Shellenberger’s Censorship Industrial Complex is only the most dramatic element of a broad shift by academia toward embracing censorialism and censorship as a standard procedure and goal of higher education.

And if the use of the phrase “denialism” is the verbal cue for a pogrom of “deniers,” “disinformation” is the phrase of wartime work. “Disinformation” is the work of a hostile power, either an avowed enemy or (as the Soviet Union during the Cold War) an obvious enemy with whom one maintains a formal peace. All the scholars and bureaucrats who work on “disinformation” have decided to treat their domestic opponents as enemies of the state. To work on “disinformation” is to declare war on your fellow citizens who happen to disagree with you on a matter of public policy.

The NAS supports Shellenberger’s recommendations that the federal government defund all “disinformation” work by federal agencies and prohibit them from cooperating with private actors. We believe that there should be further reform of academia, to disentangle it from the CIC—but we are not yet sure what form it should take. Some possibilities might include:

  • Federal and state laws could prohibit grant agencies from funding any research, teaching, or other grant that supports work on “disinformation,” “misinformation,” “media literacy,” or any other euphemism for censorship.
  • Federal and state laws could mandate transparent reporting of all such research, so that America’s policymakers and citizens can know the precise locations and personnel of the CIC.
  • State policymakers could prohibit the use of state funds for such research, and reduce state support for institutions of higher education that receive state funds if they host such research.
  • State policymakers could condition their support for candidates for Boards of Trustees and public university presidencies upon their commitment to end the ability of the CIC to work in their universities.

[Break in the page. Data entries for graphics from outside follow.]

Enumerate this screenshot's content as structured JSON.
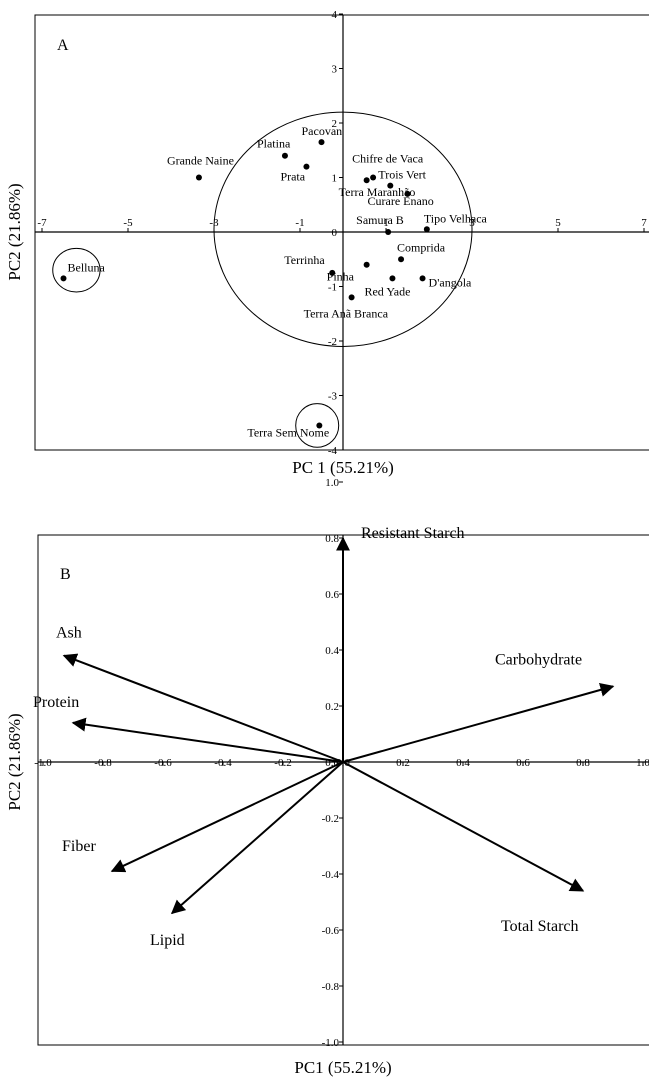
{
  "chart_data": [
    {
      "type": "scatter",
      "panel_label": "A",
      "xlabel": "PC 1 (55.21%)",
      "ylabel": "PC2 (21.86%)",
      "xlim": [
        -7,
        7
      ],
      "ylim": [
        -4,
        4
      ],
      "xticks": [
        "-7",
        "-5",
        "-3",
        "-1",
        "1",
        "3",
        "5",
        "7"
      ],
      "yticks": [
        "-4",
        "-3",
        "-2",
        "-1",
        "0",
        "1",
        "2",
        "3",
        "4"
      ],
      "points": [
        {
          "name": "Belluna",
          "x": -6.5,
          "y": -0.85
        },
        {
          "name": "Grande Naine",
          "x": -3.35,
          "y": 1.0
        },
        {
          "name": "Platina",
          "x": -1.35,
          "y": 1.4
        },
        {
          "name": "Pacovan",
          "x": -0.5,
          "y": 1.65
        },
        {
          "name": "Prata",
          "x": -0.85,
          "y": 1.2
        },
        {
          "name": "Chifre de Vaca",
          "x": 0.7,
          "y": 1.0
        },
        {
          "name": "Terra Maranhão",
          "x": 0.55,
          "y": 0.95
        },
        {
          "name": "Trois Vert",
          "x": 1.1,
          "y": 0.85
        },
        {
          "name": "Curare Enano",
          "x": 1.5,
          "y": 0.7
        },
        {
          "name": "Samura B",
          "x": 1.05,
          "y": 0.0
        },
        {
          "name": "Tipo Velhaca",
          "x": 1.95,
          "y": 0.05
        },
        {
          "name": "Pinha",
          "x": 0.55,
          "y": -0.6
        },
        {
          "name": "Comprida",
          "x": 1.35,
          "y": -0.5
        },
        {
          "name": "Terrinha",
          "x": -0.25,
          "y": -0.75
        },
        {
          "name": "D'angola",
          "x": 1.85,
          "y": -0.85
        },
        {
          "name": "Red Yade",
          "x": 1.15,
          "y": -0.85
        },
        {
          "name": "Terra Anã Branca",
          "x": 0.2,
          "y": -1.2
        },
        {
          "name": "Terra Sem Nome",
          "x": -0.55,
          "y": -3.55
        }
      ],
      "ellipses": [
        {
          "cx": 0.0,
          "cy": 0.05,
          "rx": 3.0,
          "ry": 2.15
        },
        {
          "cx": -6.2,
          "cy": -0.7,
          "rx": 0.55,
          "ry": 0.4
        },
        {
          "cx": -0.6,
          "cy": -3.55,
          "rx": 0.5,
          "ry": 0.4
        }
      ]
    },
    {
      "type": "vector",
      "panel_label": "B",
      "xlabel": "PC1 (55.21%)",
      "ylabel": "PC2 (21.86%)",
      "xlim": [
        -1.0,
        1.0
      ],
      "ylim": [
        -1.0,
        1.0
      ],
      "xticks": [
        "-1.0",
        "-0.8",
        "-0.6",
        "-0.4",
        "-0.2",
        "0.0",
        "0.2",
        "0.4",
        "0.6",
        "0.8",
        "1.0"
      ],
      "yticks": [
        "-1.0",
        "-0.8",
        "-0.6",
        "-0.4",
        "-0.2",
        "0.0",
        "0.2",
        "0.4",
        "0.6",
        "0.8",
        "1.0"
      ],
      "vectors": [
        {
          "name": "Resistant Starch",
          "x": 0.0,
          "y": 0.8
        },
        {
          "name": "Ash",
          "x": -0.93,
          "y": 0.38
        },
        {
          "name": "Protein",
          "x": -0.9,
          "y": 0.14
        },
        {
          "name": "Carbohydrate",
          "x": 0.9,
          "y": 0.27
        },
        {
          "name": "Fiber",
          "x": -0.77,
          "y": -0.39
        },
        {
          "name": "Lipid",
          "x": -0.57,
          "y": -0.54
        },
        {
          "name": "Total Starch",
          "x": 0.8,
          "y": -0.46
        }
      ]
    }
  ]
}
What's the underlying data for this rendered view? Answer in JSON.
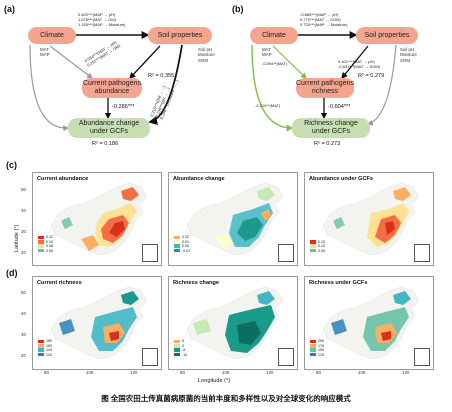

Yet we are not certain if such policies might not have unintended consequences, or how they should harmonize with the broader campaign for education reform. We sketch such policies speculatively, to spark a discussion on how higher education reform should address the CIC.

More broadly, however, the issues of “disinformation” and of the CIC highlight why a growing number of America’s policymakers and citizens have ceased to respect our institutions of higher education. America’s universities should not be institutions of propaganda and censorship—and to the extent they have become so, they have ceased to be institutions of education. America’s policymakers and citizens have called upon our universities with increasing vigor to listen to their better angels and rededicate themselves to depoliticized education. A demonstration of good faith would be for the education establishment to remove the CIC forthwith from our institutions of higher education, and to state as a matter of principle that no personnel in American universities should be involved in censorship, whether of their fellow citizens or of foreigners.

America’s policymakers and citizens will be able to judge the character of our universities if they cannot make even that limited commitment, and to act accordingly as they work for higher education reform.